Nesta proximidade da Páscoa, vou dizer algumas palavras sobre o Evangelho de S. João.
Os Evangelhos não são todos iguais, não dizem todos o mesmo nem do mesmo modo. Entre o de S. Marcos e o de S. João, com os de S. Mateus e de S. Lucas pelo meio, há grandes diferenças.
Uma característica que marca o de S. João é o relevo dado a Jerusalém. Isto é, Jesus, segundo os outros evangelistas, ensina principalmente no norte, na Galileia. Era aí que ficava Nazaré, sua terra, era aí que ficava Cafarnaum, a cidade onde se instalou durante o seu ensino público, era aí que ficava o lago de Tiberíades ou Mar da Galileia, o Monte Tabor (da Transfiguração), eram galileus os apóstolos, foi aí que proclamou as Bem-Aventuranças, o Sermão da Montanha…

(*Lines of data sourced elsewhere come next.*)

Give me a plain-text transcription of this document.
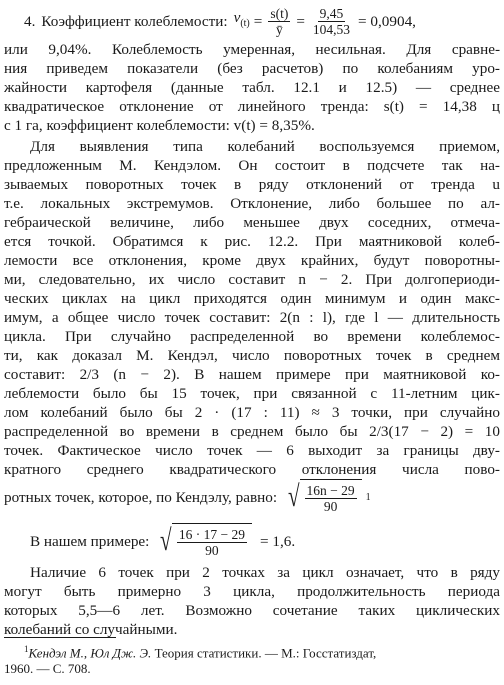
4. Коэффициент колеблемости: $v_{(t)} = \frac{s(t)}{ȳ} = \frac{9,45}{104,53} = 0,0904$,
или 9,04%. Колеблемость умеренная, несильная. Для сравне-
ния приведем показатели (без расчетов) по колебаниям уро-
жайности картофеля (данные табл. 12.1 и 12.5) — среднее
квадратическое отклонение от линейного тренда: s(t) = 14,38 ц
с 1 га, коэффициент колеблемости: v(t) = 8,35%.
Для выявления типа колебаний воспользуемся приемом,
предложенным М. Кендэлом. Он состоит в подсчете так на-
зываемых поворотных точек в ряду отклонений от тренда u
т.е. локальных экстремумов. Отклонение, либо большее по ал-
гебраической величине, либо меньшее двух соседних, отмеча-
ется точкой. Обратимся к рис. 12.2. При маятниковой колеб-
лемости все отклонения, кроме двух крайних, будут поворотны-
ми, следовательно, их число составит n − 2. При долгопериоди-
ческих циклах на цикл приходятся один минимум и один макс-
имум, а общее число точек составит: 2(n : l), где l — длительность
цикла. При случайно распределенной во времени колеблемос-
ти, как доказал М. Кендэл, число поворотных точек в среднем
составит: 2/3 (n − 2). В нашем примере при маятниковой ко-
леблемости было бы 15 точек, при связанной с 11-летним цик-
лом колебаний было бы 2 · (17 : 11) ≈ 3 точки, при случайно
распределенной во времени в среднем было бы 2/3(17 − 2) = 10
точек. Фактическое число точек — 6 выходит за границы дву-
кратного среднего квадратического отклонения числа пово-
ротных точек, которое, по Кендэлу, равно: √ $\frac{16n - 29}{90} 1$
В нашем примере: √ $\frac{16 \cdot 17 - 29}{90} = 1,6$.
Наличие 6 точек при 2 точках за цикл означает, что в ряду
могут быть примерно 3 цикла, продолжительность периода
которых 5,5—6 лет. Возможно сочетание таких циклических
колебаний со случайными.
$^1$Кендэл М., Юл Дж. Э. Теория статистики. — М.: Госстатиздат,
1960. — С. 708.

Por quaisquer razões, S. João teria uma relação especial com Jerusalém e isso reflecte-se no seu evangelho. E que importância tem?
Quando nós dizemos que o vida público de Jesus (o seu ensino) durou três anos, fazemo-lo a partir do Evangelho de S. João. Realmente, é este evangelista que narra três idas a Jerusalém pela Páscoa; os outros narram apenas uma. Teologicamente ele mais compacto, o que se coaduna com o ambiente judaico, mais apto a receber as verdades do Mestre. Os debates em Jerusalém são acalorados e com alto conteúdo teológico.
Há episódios célebres que decorrem em Jerusalém ou nas proximidades.
O da expulsão dos vendilhões do Templo é um deles. O Templo de Jerusalém, como tal, era um edifício de reduzida dimensão. Grande era uma área, podemos dizer que muralhada por fora e cercada de pórticos colunados por dentro, o chamado Átrio dos Gentios. A esse espaçoso átrio qualquer não judeu tinha acesso. E isto é importante pois marca a dimensão universal da adoração no templo: Deus é só um. Nas grandes festas anuais, esse átrio deveria tornar-se pequeno para acolher tanta gente. Segundo o episódio narrado por S. João, vendedores de animais para serem sacrificados e cambistas, que trocavam o dinheiro trazido pelos judeus da diáspora em moeda aceite pelas autoridades religiosas, tinham-se instalado lá. Jesus, num gesto que facilmente se adivinhava como profético, expulsou-os: o comércio era inteiramente inaceitável num espaço destinado à adoração.
A ressurreição de Lázaro não ocorreu em Jerusalém, mas nas proximidades. Foi um episódio que alarmou as autoridades do Templo, dominadas pelos conservadores saduceus.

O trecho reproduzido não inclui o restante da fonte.